YÜZBİNLERCE EĞİTİM EMEKÇİSİNİN TALEPLERİMİZİN ARDINDA OLDUĞUNU BİLİYORUZ
Eğitim nöbetini 52 gün boyunca sürdürdüğümüzde bir talebi öne çıkardık. O talebi "dövüştürdük", topluma tanıttık. Verilen bir söz vardı, tutulmadı ve yalana dönüştü bunu açığa çıkardık. Bir nöbet ağı oluşturduk ve odak haline gelmesini sağlamaya çalıştık. Belki bunu tam beceremedik. Ama 52 günün sonuna doğru zamanla toplum daha çok anladı. ÖMK Meclis'e geldiğinde, Meclis'in içini talebimizle çoktan örgütlemiştik; muhalefetin sözleri, talepleri bizim hareketimizle şekillenen düşünceler haline gelmişti. Bu Milli Eğitim Komisyonu toplantısına da yansıdı. Taban maaş talebi ciddi anlamda dile getirildi. İktidar partisi de sendikamızın komisyonda yaptığı konuşma sonrası taban maaşa yönelik adımlar atılacağı noktasında sözler ifade etmeye başladı. Tutanaklara da yansıdı. Bakanlık tarafından yine verilen sözler var ekim ayından itibaren bu sözün peşine düşeceğiz. Umutluyuz, örgütlü bir hareketiz; talebimizin arkasındayız. Yüzbinlerce eğitim emekçisinin bu talebin arkasında olduğunu, umutlandığını biliyoruz. Sendikamızı, eylemlerini izliyorlar. 

ÖZEL SEKTÖRDE ÇALIŞAN ÖĞRETMENLERİN KAZANIMLARI SENDİKA SAYESİNDEDİR BUNU BİLMEK GEREKİR

Son olarak neler söylersin?
Sendikalı olmanın ne kadar önemli olduğunu son dönemde özellikle, depo, maden, tekstil işçileri üzerinden de görüyoruz.
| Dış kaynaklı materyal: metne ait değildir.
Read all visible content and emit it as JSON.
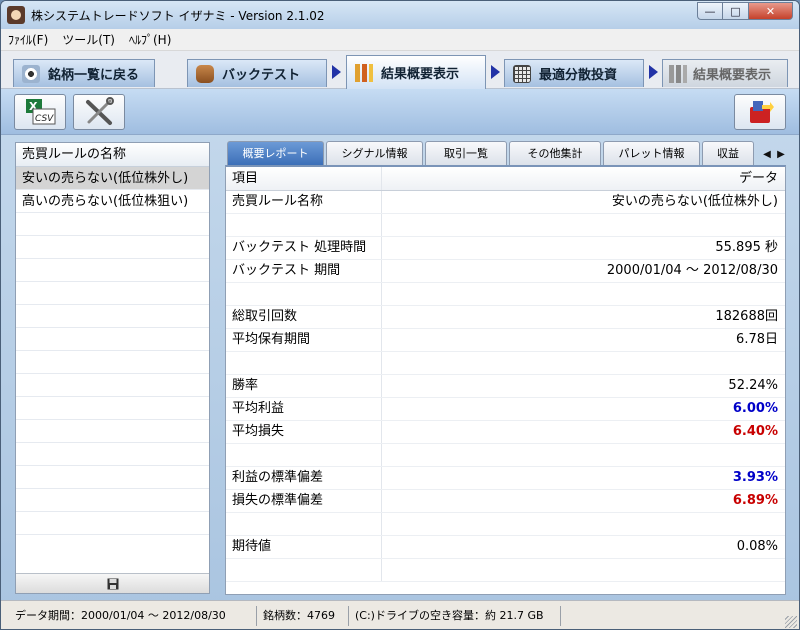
{
  "window": {
    "title": "株システムトレードソフト イザナミ - Version 2.1.02"
  },
  "menu": [
    "ﾌｧｲﾙ(F)",
    "ツール(T)",
    "ﾍﾙﾌﾟ(H)"
  ],
  "nav": {
    "tabs": [
      {
        "label": "銘柄一覧に戻る",
        "icon": "eye-icon"
      },
      {
        "label": "バックテスト",
        "icon": "bag-icon"
      },
      {
        "label": "結果概要表示",
        "icon": "bar-chart-icon",
        "active": true
      },
      {
        "label": "最適分散投資",
        "icon": "calculator-icon"
      },
      {
        "label": "結果概要表示",
        "icon": "bar-chart-icon",
        "disabled": true
      }
    ]
  },
  "toolbar": {
    "csv_label": "CSV"
  },
  "rules_list": {
    "header": "売買ルールの名称",
    "items": [
      "安いの売らない(低位株外し)",
      "高いの売らない(低位株狙い)"
    ],
    "selected_index": 0
  },
  "report_tabs": [
    "概要レポート",
    "シグナル情報",
    "取引一覧",
    "その他集計",
    "パレット情報",
    "収益"
  ],
  "report_grid": {
    "col_item": "項目",
    "col_data": "データ",
    "rows": [
      {
        "item": "売買ルール名称",
        "value": "安いの売らない(低位株外し)"
      },
      {
        "item": "",
        "value": ""
      },
      {
        "item": "バックテスト 処理時間",
        "value": "55.895 秒"
      },
      {
        "item": "バックテスト 期間",
        "value": "2000/01/04 ～ 2012/08/30"
      },
      {
        "item": "",
        "value": ""
      },
      {
        "item": "総取引回数",
        "value": "182688回"
      },
      {
        "item": "平均保有期間",
        "value": "6.78日"
      },
      {
        "item": "",
        "value": ""
      },
      {
        "item": "勝率",
        "value": "52.24%"
      },
      {
        "item": "平均利益",
        "value": "6.00%",
        "color": "blue"
      },
      {
        "item": "平均損失",
        "value": "6.40%",
        "color": "red"
      },
      {
        "item": "",
        "value": ""
      },
      {
        "item": "利益の標準偏差",
        "value": "3.93%",
        "color": "blue"
      },
      {
        "item": "損失の標準偏差",
        "value": "6.89%",
        "color": "red"
      },
      {
        "item": "",
        "value": ""
      },
      {
        "item": "期待値",
        "value": "0.08%"
      }
    ]
  },
  "status": {
    "period": "データ期間：2000/01/04 ～ 2012/08/30",
    "stock_count": "銘柄数：4769",
    "disk_free": "(C:)ドライブの空き容量：約 21.7 GB"
  },
  "colors": {
    "accent": "#3c6fb8",
    "positive": "#0000c8",
    "negative": "#c80000",
    "nav_arrow": "#2233a6"
  }
}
Var olan kötü çalışma koşulları zamanında gerekli tepkinin örgütlenmemesinden kaynaklanıyor. Özellikle özel sektörde çalışan öğretmenler, şu an özel öğretim kurumlarında var olan çalışma koşullarını tartıştırabiliyoruz. Bunun sendika sayesinde olduğunu fark edilmesi, anlaşılması bizim açımızdan çok önemli. Dolaysız kazanımlar her zaman beklenmeyebilir, ulaşılamayabilir. Temel taleplerimize ulaşıp hem ilerlerken aynı zamanda işyerlerinde kısmi küçük kazanımlar elde ediyoruz. Bunun görüldüğü yerler oluyor, mevcut çalışma koşullarından dolayı ya da işyerindeki örgütlenmenin güvenliği açısından ifade edemediğimiz kısımlar oluyor. Sendikanın varlığı kendi çalışma koşullarının devam açısından çok önemli. Çünkü binlerce arkadaşımız mesleği bırakıyor, bu koşullarda çalışmak istemiyor. O arkadaşlara çağrımız şu, evet koşullar kötü ama o koşulları sendikalı olarak değiştirebiliriz. Sendikalı olmak bir karar, bir tutum. O tutumu kolektif bir şekilde hayata geçireceğiz. İşyerlerinde çalışma koşullarını değiştirecek, bizden yana kılacak ve günün sonunda mesleğimize de emeğimizi koruyarak, onu yücelterek devam edeceğiz.